Please note, content on this page of the website does not yet reflect the College’s transition into the Health Professions Act (HPA) legislation. As changes are implemented, new  departmental content will be added.

Section 29 of the Health Disciplines Act (HDA) outlines a preliminary investigation.

Investigator

Once an investigator has been assigned to investigate a registered practitioner, according to Section 29(4), “the preliminary investigator may request any person to produce…any models, charts, documents, papers, notes, records, radiographs or other material or items in the person’s possession or under the person’s control as well as to attend the preliminary investigation.”

The preliminary investigator may copy or keep copies of any of the items produced; and may investigate any other matter regarding the investigated person that arises in the course of the preliminary investigation.

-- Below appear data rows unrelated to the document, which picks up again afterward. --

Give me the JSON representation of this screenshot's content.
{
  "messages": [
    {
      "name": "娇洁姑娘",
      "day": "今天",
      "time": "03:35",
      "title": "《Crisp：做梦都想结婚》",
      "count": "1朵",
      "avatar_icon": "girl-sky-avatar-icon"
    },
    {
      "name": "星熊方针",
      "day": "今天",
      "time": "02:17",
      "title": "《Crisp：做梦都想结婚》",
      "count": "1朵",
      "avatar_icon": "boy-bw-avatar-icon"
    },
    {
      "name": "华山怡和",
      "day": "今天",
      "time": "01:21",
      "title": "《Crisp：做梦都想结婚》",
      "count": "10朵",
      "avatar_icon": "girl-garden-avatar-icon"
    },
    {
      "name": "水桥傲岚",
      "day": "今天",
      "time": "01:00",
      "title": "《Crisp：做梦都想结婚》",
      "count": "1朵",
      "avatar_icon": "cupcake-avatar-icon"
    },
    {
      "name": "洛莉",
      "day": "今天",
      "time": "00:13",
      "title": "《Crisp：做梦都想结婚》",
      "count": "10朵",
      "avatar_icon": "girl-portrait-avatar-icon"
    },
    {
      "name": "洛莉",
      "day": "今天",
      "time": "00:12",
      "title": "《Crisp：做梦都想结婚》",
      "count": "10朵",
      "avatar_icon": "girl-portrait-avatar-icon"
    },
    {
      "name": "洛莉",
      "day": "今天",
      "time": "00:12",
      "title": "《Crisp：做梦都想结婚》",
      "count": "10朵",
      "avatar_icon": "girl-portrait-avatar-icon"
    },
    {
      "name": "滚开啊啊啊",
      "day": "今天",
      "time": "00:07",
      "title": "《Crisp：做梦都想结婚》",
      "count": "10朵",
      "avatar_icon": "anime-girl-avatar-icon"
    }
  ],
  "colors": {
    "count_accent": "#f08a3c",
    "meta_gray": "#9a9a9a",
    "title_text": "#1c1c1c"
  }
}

Role Of The Registered Member During a Preliminary Investigation

Section 29 (7) of the HDA states that, “if a registered practitioner does not co-operate with a preliminary investigator, the preliminary investigator may make a complaint in writing to the committee, and failure or refusal to co-operate may be held by the committee to be professional misconduct.”

Conclusion of Investigation

Once a preliminary investigation is completed, a report is completed by the investigator and forward to either the Registrar or the Chair of the Conduct and Competency Committee.

The Registrar or the Chair may (as per Section 30 of the HDA) either direct that no further action be taken if the complaint is frivolous or vexatious or if there is insufficient evidence OR refer the matter to the committee.